TPP is just one of many trade deals Trump has his eye on changing. With Trump’s focus on NAFTA, Canada has a lot to lose. Although low-wage Mexico seems to be bearing the brunt of Trump’s trade focus, NAFTA also includes Canada and any changes Trump makes to NAFTA will have massive repercussions north of the border. In 2015, 75% of Canada’s exports went to the U.S., the majority of which enjoyed reduced duty under NAFTA, not to mention roughly 2.5 million Canadian jobs depend on trade with the U.S. Donald Trump has made numerous mentions regarding NAFTA, maintaining that it is the “worst trade deal ever agreed to, signed, in the history of the world”. He then went on to say “if we don’t get the deal we want, we will withdraw from NAFTA and start all over and get a much, much better deal than we ever had before”. Following his election, Canada’s Ambassador to the U.S., David MacNaughton, said, “any agreement can be improved on”, signalling a willingness to open negotiations.

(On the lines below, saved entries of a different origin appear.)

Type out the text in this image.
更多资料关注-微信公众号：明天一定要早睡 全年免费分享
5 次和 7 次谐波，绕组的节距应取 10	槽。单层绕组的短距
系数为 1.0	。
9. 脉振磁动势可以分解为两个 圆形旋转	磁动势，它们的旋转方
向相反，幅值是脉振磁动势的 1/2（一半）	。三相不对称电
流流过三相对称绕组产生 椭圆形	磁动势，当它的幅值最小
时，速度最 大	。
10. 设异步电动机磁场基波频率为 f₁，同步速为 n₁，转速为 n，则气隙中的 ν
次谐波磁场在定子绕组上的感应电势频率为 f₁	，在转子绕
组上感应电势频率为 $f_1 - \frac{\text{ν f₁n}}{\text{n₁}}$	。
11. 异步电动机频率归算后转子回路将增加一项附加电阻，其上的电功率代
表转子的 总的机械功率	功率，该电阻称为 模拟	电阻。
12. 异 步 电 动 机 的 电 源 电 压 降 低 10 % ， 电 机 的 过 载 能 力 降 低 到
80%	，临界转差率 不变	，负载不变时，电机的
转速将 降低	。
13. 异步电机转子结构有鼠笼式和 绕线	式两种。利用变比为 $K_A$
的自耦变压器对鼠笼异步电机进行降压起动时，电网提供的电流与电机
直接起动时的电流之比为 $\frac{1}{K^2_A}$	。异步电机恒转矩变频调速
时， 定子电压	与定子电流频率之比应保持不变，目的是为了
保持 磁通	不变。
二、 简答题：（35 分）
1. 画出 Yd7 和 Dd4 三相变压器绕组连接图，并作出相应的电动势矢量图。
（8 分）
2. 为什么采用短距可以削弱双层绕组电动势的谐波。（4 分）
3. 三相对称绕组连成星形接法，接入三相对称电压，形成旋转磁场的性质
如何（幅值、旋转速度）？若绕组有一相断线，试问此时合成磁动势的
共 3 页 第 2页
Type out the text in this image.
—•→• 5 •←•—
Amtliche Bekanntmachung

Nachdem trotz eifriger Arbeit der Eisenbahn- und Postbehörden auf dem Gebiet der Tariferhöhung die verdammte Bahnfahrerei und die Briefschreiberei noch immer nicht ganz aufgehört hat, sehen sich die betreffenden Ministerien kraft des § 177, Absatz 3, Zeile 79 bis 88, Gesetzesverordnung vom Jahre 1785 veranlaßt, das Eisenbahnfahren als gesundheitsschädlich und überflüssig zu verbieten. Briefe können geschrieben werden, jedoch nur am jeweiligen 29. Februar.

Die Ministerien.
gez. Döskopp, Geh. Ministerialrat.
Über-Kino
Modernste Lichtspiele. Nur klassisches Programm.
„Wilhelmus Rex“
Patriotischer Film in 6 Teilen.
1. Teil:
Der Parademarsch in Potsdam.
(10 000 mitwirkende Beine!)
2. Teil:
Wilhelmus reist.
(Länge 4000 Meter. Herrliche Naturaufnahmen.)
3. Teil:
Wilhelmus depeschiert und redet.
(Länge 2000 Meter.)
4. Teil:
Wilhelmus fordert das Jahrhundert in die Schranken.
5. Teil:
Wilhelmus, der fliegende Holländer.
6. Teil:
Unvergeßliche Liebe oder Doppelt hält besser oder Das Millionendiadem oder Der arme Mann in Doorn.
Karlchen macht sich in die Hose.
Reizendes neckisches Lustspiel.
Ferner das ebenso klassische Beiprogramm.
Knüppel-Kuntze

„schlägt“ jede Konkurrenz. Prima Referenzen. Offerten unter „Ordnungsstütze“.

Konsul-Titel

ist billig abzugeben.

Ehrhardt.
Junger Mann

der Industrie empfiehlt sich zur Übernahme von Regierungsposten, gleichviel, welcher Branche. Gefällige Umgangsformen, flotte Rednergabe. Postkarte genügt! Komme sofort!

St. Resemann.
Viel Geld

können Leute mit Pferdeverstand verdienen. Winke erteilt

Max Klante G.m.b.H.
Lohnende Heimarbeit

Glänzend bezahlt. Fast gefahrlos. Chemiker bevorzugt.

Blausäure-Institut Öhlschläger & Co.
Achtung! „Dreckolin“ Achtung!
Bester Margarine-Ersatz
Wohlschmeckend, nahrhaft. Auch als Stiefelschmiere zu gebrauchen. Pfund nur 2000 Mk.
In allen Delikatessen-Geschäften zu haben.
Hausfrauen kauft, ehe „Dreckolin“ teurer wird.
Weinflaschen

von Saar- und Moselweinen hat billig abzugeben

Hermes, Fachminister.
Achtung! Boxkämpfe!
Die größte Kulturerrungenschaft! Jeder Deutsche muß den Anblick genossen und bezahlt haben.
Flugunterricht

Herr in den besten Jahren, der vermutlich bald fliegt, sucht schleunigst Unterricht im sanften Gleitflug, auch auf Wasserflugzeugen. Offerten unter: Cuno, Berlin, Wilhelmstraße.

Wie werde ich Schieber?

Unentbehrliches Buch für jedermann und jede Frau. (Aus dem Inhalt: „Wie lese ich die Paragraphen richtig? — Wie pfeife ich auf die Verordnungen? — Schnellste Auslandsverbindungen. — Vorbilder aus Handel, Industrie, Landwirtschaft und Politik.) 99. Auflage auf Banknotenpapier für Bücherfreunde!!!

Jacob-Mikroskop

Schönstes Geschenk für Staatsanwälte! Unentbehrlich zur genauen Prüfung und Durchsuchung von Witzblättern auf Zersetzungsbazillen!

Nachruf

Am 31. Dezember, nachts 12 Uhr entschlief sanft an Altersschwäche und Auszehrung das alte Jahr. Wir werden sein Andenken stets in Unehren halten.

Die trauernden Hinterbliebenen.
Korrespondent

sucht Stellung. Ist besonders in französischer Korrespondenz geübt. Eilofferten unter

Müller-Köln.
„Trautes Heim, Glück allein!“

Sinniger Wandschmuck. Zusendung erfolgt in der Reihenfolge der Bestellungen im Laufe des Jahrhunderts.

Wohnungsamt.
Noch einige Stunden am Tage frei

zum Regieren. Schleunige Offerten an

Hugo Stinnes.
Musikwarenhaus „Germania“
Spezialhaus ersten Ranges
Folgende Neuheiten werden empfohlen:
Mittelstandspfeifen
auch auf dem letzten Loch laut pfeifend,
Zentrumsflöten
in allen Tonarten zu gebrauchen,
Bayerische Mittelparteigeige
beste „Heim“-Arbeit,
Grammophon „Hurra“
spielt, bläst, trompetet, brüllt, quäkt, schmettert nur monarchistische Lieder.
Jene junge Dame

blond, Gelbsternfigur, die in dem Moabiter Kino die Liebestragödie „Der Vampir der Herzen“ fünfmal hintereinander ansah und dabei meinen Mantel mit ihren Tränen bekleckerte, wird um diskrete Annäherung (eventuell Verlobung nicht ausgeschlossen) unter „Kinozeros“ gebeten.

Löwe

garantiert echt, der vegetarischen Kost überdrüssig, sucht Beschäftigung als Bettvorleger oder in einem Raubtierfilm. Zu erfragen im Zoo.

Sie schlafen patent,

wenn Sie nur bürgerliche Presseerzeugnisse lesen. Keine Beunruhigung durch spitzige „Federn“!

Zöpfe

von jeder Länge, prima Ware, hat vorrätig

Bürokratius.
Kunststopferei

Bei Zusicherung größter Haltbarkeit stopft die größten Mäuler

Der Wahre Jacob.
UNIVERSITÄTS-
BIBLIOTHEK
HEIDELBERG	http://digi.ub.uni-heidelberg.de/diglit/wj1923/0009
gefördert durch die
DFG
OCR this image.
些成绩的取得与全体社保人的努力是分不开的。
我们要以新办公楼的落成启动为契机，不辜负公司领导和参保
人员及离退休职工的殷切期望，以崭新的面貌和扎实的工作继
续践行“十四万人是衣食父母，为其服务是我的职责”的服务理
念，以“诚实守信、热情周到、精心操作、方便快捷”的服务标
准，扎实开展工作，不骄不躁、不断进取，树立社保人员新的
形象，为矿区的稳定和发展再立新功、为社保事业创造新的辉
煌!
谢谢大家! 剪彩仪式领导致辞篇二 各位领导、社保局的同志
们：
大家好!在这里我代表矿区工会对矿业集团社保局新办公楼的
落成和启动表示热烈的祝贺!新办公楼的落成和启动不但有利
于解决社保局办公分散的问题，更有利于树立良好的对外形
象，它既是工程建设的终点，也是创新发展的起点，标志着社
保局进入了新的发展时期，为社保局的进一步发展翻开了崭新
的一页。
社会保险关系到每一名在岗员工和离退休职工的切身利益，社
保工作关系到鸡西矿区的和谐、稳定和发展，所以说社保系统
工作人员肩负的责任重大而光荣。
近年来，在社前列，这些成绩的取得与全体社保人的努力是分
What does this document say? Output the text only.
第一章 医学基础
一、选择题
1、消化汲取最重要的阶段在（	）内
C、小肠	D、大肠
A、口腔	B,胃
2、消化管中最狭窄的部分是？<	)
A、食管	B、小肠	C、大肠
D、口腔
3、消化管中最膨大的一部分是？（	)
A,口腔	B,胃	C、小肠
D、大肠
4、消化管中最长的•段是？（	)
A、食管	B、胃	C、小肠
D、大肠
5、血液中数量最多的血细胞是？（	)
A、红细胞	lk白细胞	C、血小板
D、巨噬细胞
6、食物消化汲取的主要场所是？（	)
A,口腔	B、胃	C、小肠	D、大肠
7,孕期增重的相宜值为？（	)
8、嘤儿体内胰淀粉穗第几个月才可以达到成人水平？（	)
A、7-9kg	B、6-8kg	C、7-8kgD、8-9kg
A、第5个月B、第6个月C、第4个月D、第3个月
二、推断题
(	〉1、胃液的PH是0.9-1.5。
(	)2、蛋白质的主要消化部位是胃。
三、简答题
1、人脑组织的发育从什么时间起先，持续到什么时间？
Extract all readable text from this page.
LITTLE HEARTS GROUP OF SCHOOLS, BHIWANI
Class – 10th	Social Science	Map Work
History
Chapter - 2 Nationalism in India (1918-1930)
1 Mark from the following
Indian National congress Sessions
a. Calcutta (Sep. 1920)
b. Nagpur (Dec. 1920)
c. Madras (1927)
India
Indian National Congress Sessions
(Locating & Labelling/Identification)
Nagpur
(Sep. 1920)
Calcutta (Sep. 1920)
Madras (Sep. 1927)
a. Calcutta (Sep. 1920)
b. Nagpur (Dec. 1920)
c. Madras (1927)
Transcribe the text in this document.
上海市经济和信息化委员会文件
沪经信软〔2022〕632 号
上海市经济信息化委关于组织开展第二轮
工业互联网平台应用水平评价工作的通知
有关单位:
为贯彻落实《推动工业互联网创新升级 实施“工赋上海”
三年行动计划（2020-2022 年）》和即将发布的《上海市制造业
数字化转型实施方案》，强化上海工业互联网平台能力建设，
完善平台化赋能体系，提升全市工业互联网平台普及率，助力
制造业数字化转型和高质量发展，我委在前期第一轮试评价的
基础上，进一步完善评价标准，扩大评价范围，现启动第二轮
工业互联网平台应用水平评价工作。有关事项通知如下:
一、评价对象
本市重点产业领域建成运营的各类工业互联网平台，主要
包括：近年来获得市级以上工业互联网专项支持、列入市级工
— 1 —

So if Donald Trump’s words are to be believed, free trade with the U.S. is something that will be problematic moving forward. With the U.S. being Canada’s largest trading partner, should Trump manage to withdraw from NAFTA, the consequences would be severe. Canada would see a loss of jobs across a variety of sectors, an increase in the cost of goods, and an overall increase in the cost of living. We are keeping abreast of these issues and will keep you notified of any changes that should arise as a result of the Presidency of Donald Trump.